Tim Bidkum Polda Metro Jaya menegaskan, seluruh proses penyelidikan dan penyidikan dalam kasus Roy Suryo telah berdasarkan ketentuan KUHAP sebagaimana diatur dalam Undang-Undang Nomor 8 Tahun 1981.
Prosesnya pun dimulai dengan serangkaian tindakan penyelidikan dan penyidikan sesuai ketentuan Kitab Undang-Undang Hukum Acara Pidana, meliputi pengumpulan alat bukti, pemeriksaan saksi, pemeriksaan ahli, penyitaan barang bukti yang relevan, gelar perkara, penetapan tersangka, serta koordinasi dengan Penuntut Umum melalui mekanisme P21.
"Pada tanggal 30 April 2026, berdasarkan surat Kepala Kejaksaan Tinggi DKI Jakarta Nomor B-5148/M.1.4/EOH.1/04/2026 tanggal 30 April 2026, Penuntut Umum telah menyatakan berkas perkara atas nama tersangka KRMT Roy Suryo Notodiprojo lengkap atau P21," ujar Tim Bidkum Polda Metro Jaya, Selasa (30/6/2026).
Polda Metro menyebutkan, dengan dinyatakannya berkas perkara lengkap atau P21 sehingga pihaknya berkewajiban menyerahkan tanggung jawab atas tersangka beserta barang bukti kepada Penuntut Umum sebagai bagian dari penyelesaian proses penyidikan menuju tahap penuntutan.
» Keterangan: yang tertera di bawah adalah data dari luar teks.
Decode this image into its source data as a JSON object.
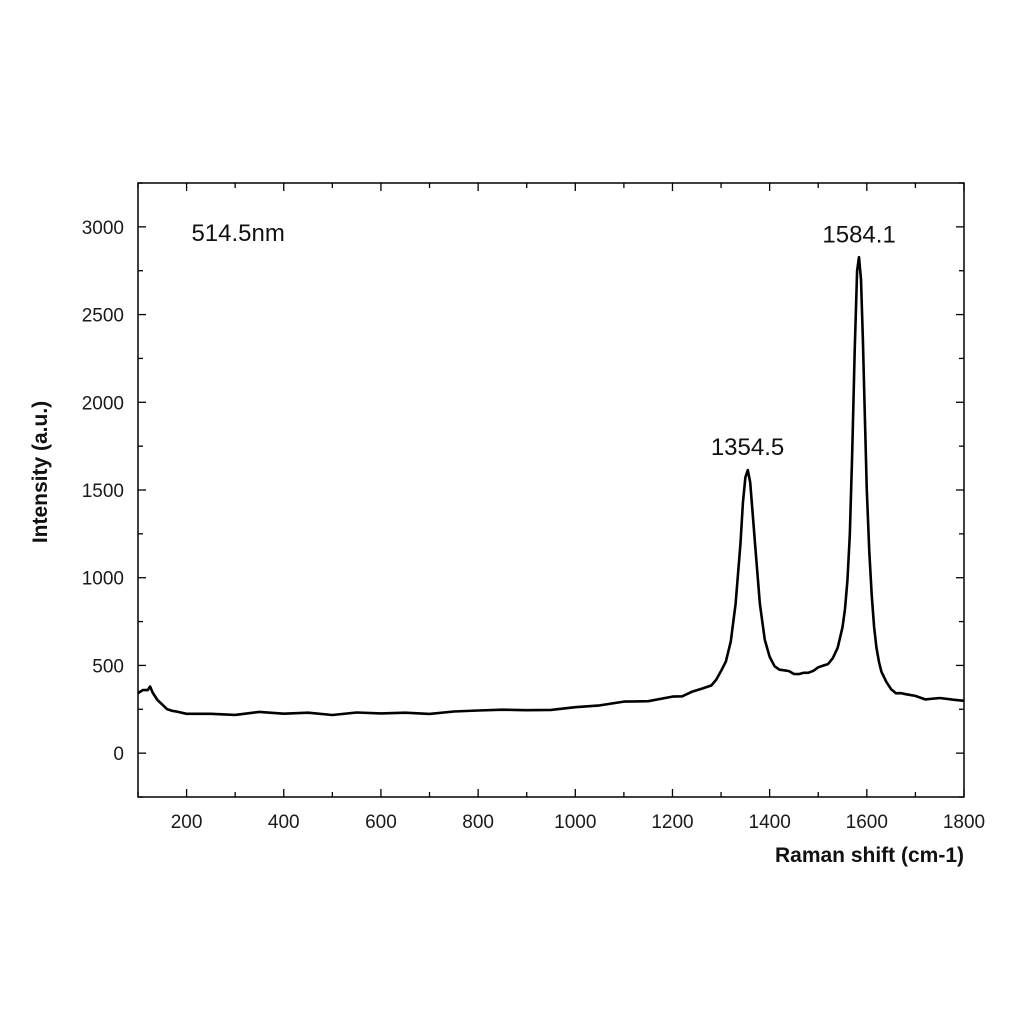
{
  "chart_data": {
    "type": "line",
    "title": "",
    "xlabel": "Raman shift (cm-1)",
    "ylabel": "Intensity (a.u.)",
    "xlim": [
      100,
      1800
    ],
    "ylim": [
      -250,
      3250
    ],
    "x_ticks": [
      200,
      400,
      600,
      800,
      1000,
      1200,
      1400,
      1600,
      1800
    ],
    "y_ticks": [
      0,
      500,
      1000,
      1500,
      2000,
      2500,
      3000
    ],
    "grid": false,
    "legend": "none",
    "line_color": "#000000",
    "annotations": [
      {
        "text": "514.5nm",
        "x": 210,
        "y": 2920
      },
      {
        "text": "1354.5",
        "x": 1354.5,
        "y": 1700
      },
      {
        "text": "1584.1",
        "x": 1584.1,
        "y": 2910
      }
    ],
    "series": [
      {
        "x": [
          100,
          110,
          120,
          125,
          130,
          140,
          150,
          160,
          170,
          180,
          200,
          250,
          300,
          350,
          400,
          450,
          500,
          550,
          600,
          650,
          700,
          750,
          800,
          850,
          900,
          950,
          1000,
          1050,
          1100,
          1150,
          1200,
          1220,
          1240,
          1260,
          1280,
          1290,
          1300,
          1310,
          1320,
          1330,
          1340,
          1345,
          1350,
          1355,
          1360,
          1365,
          1370,
          1380,
          1390,
          1400,
          1410,
          1420,
          1430,
          1440,
          1450,
          1460,
          1470,
          1480,
          1490,
          1500,
          1510,
          1520,
          1530,
          1540,
          1550,
          1555,
          1560,
          1565,
          1570,
          1575,
          1580,
          1584,
          1588,
          1592,
          1596,
          1600,
          1605,
          1610,
          1615,
          1620,
          1625,
          1630,
          1640,
          1650,
          1660,
          1670,
          1680,
          1700,
          1720,
          1750,
          1780,
          1800
        ],
        "y": [
          340,
          355,
          365,
          370,
          355,
          300,
          270,
          250,
          240,
          235,
          230,
          225,
          222,
          225,
          228,
          230,
          226,
          224,
          226,
          228,
          232,
          236,
          240,
          244,
          248,
          252,
          258,
          270,
          290,
          305,
          320,
          330,
          345,
          365,
          395,
          420,
          460,
          520,
          640,
          850,
          1200,
          1420,
          1580,
          1610,
          1540,
          1380,
          1180,
          850,
          650,
          550,
          500,
          480,
          465,
          460,
          455,
          455,
          458,
          462,
          470,
          480,
          495,
          515,
          545,
          600,
          720,
          820,
          980,
          1250,
          1700,
          2300,
          2750,
          2820,
          2700,
          2350,
          1900,
          1500,
          1150,
          900,
          720,
          600,
          520,
          460,
          400,
          370,
          350,
          340,
          332,
          322,
          315,
          310,
          305,
          300
        ]
      }
    ]
  }
}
Dalam melaksanakan kewajiban hukum itu, Termohon menggunakan kewenangan penyidikan yang diberikan KUHAP, termasuk kewenangan melakukan tindakan lain berupa penangkapan.
Polda Metro menerangkan, selain mendapatkan surat izin dari PN Tangerang, polisi saat melakukan penangkapan telah berkoordinasi dengan 2 orang petugas keamanan lingkungan setempat sebagai saksi, memperkenalkan diri sebagai anggota Kepolisian Negara Republik Indonesia, serta menunjukkan surat tugas, penetapan izin penggeledahan, surat perintah penggeledahan, dan administrasi penyidikan lainnya kepada penghuni rumah.
Setelah itu, penghuni rumah mempersilakan Termohon memasuki kediaman Pemohon, sehingga serangkaian pelaksanaan tugas penyidikan yang dilakukan Termohon khususnya ketika memasuki rumah tempat kediaman Pemohon telah dilakukan secara terbuka dengan disaksikan oleh dua orang saksi dari lingkungan setempat.
Polda Metro mengungkap, Termohon membawa Pemohon ke Polda Metro Jaya guna melanjutkan administrasi penyidikan. Di Polda Metro Jaya, Termohon menyusun berita acara penggeledahan dan berita acara penangkapan serta memberikan kesempatan kepada Pemohon untuk membaca dan menandatangani dokumen tersebut.
Namun, Pemohon tetap menolak membubuhkan tanda tangan sehingga Termohon membuat berita acara penolakan menandatangani sebagai bentuk pencatatan administratif atas penolakan dimaksud.
"Setelah itu Termohon memperlihatkan surat perintah penahanan beserta berita acara penahanan kepada Pemohon dan Penasihat Hukumnya, serta memberikan kesempatan untuk membaca dan menandatangani dokumen tersebut. Namun demikian, baik Pemohon maupun Penasihat Hukumnya kembali menolak membubuhkan tanda tangan,”ujarnya.
“Atas penolakan tersebut, Termohon membuat berita acara penolakan menandatangani dan selanjutnya menerbitkan surat pemberitahuan penangkapan dan penahanan beserta lampirannya kepada keluarga Pemohon sesuai ketentuan administrasi penyidikan," pungkasnya.